The downgrading of Irish public debt by Standard and Poors has dealt a body blow to the international credibility of the Government’s banking strategy. Of greater significance has been the steady increase over recent weeks in the cost of borrowing for Ireland and yesterday the so called bond spread that measures the additional price Ireland has to pay over Germany rose to a record level. In early trading today, this spread reached no less than 335 points, representing a 3.35% interest premium we have to pay for long term borrowing.

“Every taxpayer in Ireland, individual and business, will have to pay over and over again for this folly.

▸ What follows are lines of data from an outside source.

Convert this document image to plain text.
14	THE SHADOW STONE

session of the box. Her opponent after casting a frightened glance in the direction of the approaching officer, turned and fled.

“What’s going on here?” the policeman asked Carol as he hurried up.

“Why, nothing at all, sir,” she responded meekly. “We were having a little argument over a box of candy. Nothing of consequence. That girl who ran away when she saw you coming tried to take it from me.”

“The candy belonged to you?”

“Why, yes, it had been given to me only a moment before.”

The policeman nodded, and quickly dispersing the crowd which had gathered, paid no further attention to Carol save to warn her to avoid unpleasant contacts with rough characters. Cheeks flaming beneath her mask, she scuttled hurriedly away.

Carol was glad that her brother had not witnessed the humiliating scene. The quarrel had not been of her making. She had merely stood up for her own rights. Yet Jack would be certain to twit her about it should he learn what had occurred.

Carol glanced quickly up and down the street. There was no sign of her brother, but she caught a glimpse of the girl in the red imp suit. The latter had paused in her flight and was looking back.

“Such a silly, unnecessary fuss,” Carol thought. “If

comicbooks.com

“These developments must cause serious disquiet in the Cabinet. They entirely undermine everything both the Taoiseach and the Minister for Finance have said in relation to the cost of the bank bailouts, notably the ever rising cost to the taxpayer of Anglo Irish and Irish Nationwide.
“They also undermine the entire economic strategy of the Government. All the austerity measures that the people of Ireland have had to endure in the past two years were aimed at establishing sufficient international credibility for Ireland to secure lower borrowing costs so as to reduce the exchequer deficit and the huge cost of servicing the debt. We are now right back to where we started with no discernible gain from all the pain inflicted.

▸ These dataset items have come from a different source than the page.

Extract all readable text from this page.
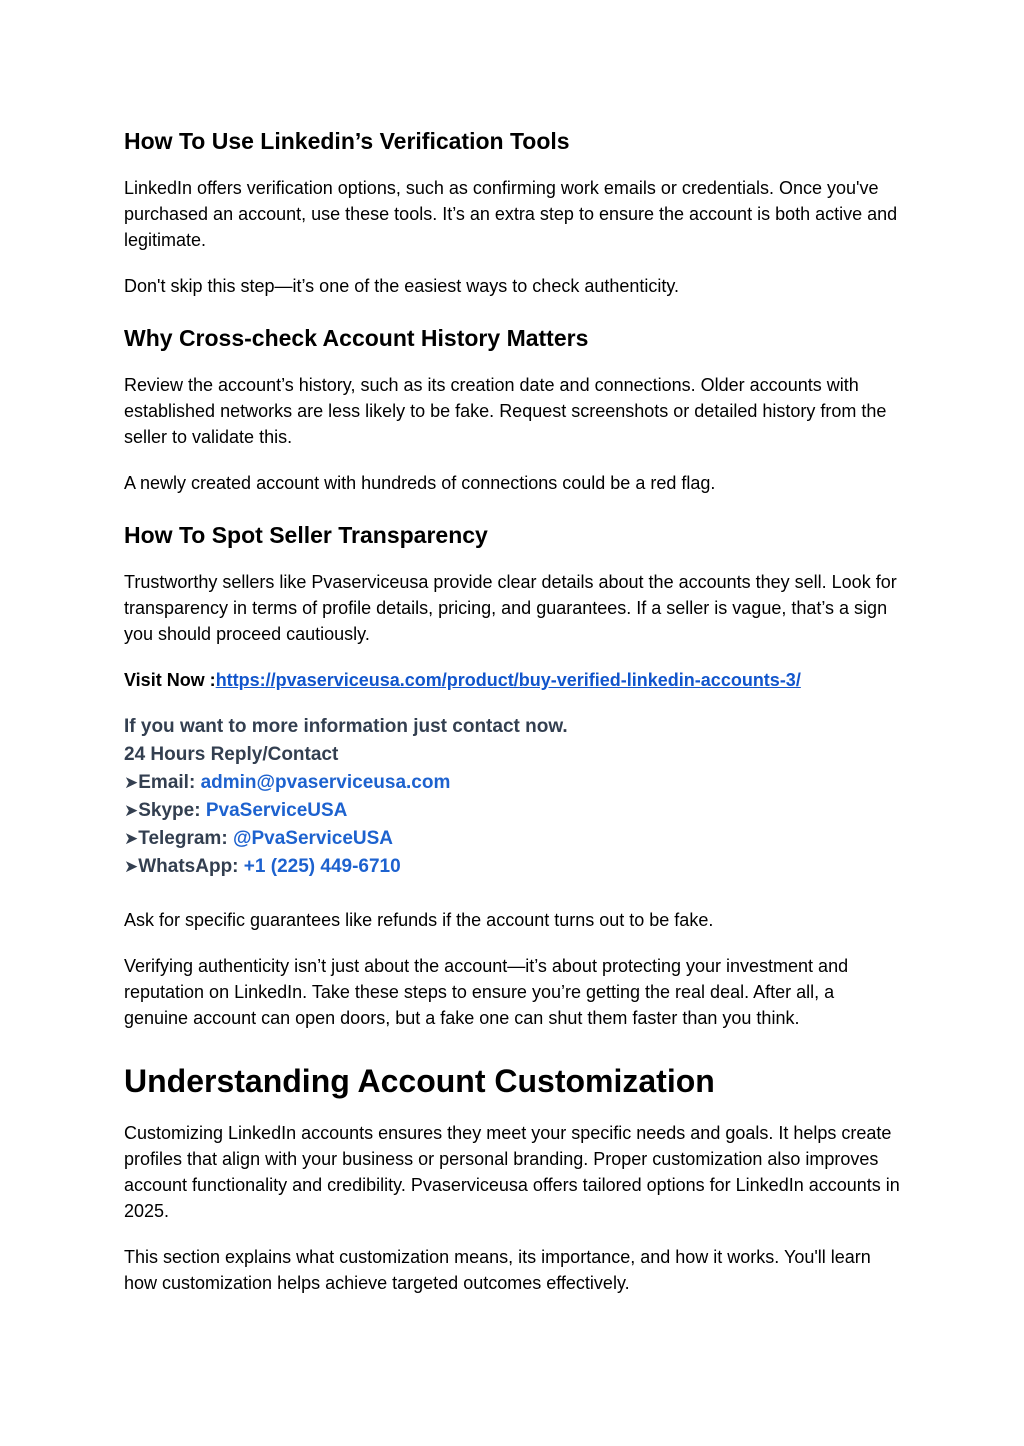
How To Use Linkedin’s Verification Tools

LinkedIn offers verification options, such as confirming work emails or credentials. Once you've purchased an account, use these tools. It’s an extra step to ensure the account is both active and legitimate.

Don't skip this step—it’s one of the easiest ways to check authenticity.

Why Cross-check Account History Matters

Review the account’s history, such as its creation date and connections. Older accounts with established networks are less likely to be fake. Request screenshots or detailed history from the seller to validate this.

A newly created account with hundreds of connections could be a red flag.

How To Spot Seller Transparency

Trustworthy sellers like Pvaserviceusa provide clear details about the accounts they sell. Look for transparency in terms of profile details, pricing, and guarantees. If a seller is vague, that’s a sign you should proceed cautiously.

Visit Now :https://pvaserviceusa.com/product/buy-verified-linkedin-accounts-3/
If you want to more information just contact now.
24 Hours Reply/Contact
➤Email: admin@pvaserviceusa.com
➤Skype: PvaServiceUSA
➤Telegram: @PvaServiceUSA
➤WhatsApp: +1 (225) 449-6710

Ask for specific guarantees like refunds if the account turns out to be fake.

Verifying authenticity isn’t just about the account—it’s about protecting your investment and reputation on LinkedIn. Take these steps to ensure you’re getting the real deal. After all, a genuine account can open doors, but a fake one can shut them faster than you think.

Understanding Account Customization

Customizing LinkedIn accounts ensures they meet your specific needs and goals. It helps create profiles that align with your business or personal branding. Proper customization also improves account functionality and credibility. Pvaserviceusa offers tailored options for LinkedIn accounts in 2025.

This section explains what customization means, its importance, and how it works. You'll learn how customization helps achieve targeted outcomes effectively.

“We are now in the final month of the ill fated bank guarantee of September 2008 and we still do not have a clear indication from the Minister of an exit strategy. The Minister foolishly called this guarantee “the cheapest bailout in the world, so far” in September 2008, but it is not looking that way now. Arguably, it is the exact opposite. The one thing that is corroding international confidence is the refusal of the Minister to give a complete and honest indication of the true cost of his banking policies. Each statement he has made has been undermined by events and each new estimate has become redundant within weeks as further billions are added to the accumulated losses.
“While Labour would prefer a full recall of the Dail at an earlier date to the one imposed by the Taoiseach, we believe that an early meeting of the Finance Committee is absolutely essential to hear a full statement from the Minister on these disturbing increases in Irish bond spreads and their implication for future budgetary policies. I am writing today to the Chairman requesting such a meeting next week.

“Confidence is a key component of a recovery strategy and it is very evident today that there is very little confidence either nationally or internationally in the current Government’s capacity to get to grips with the true costs of the Irish banking collapse.”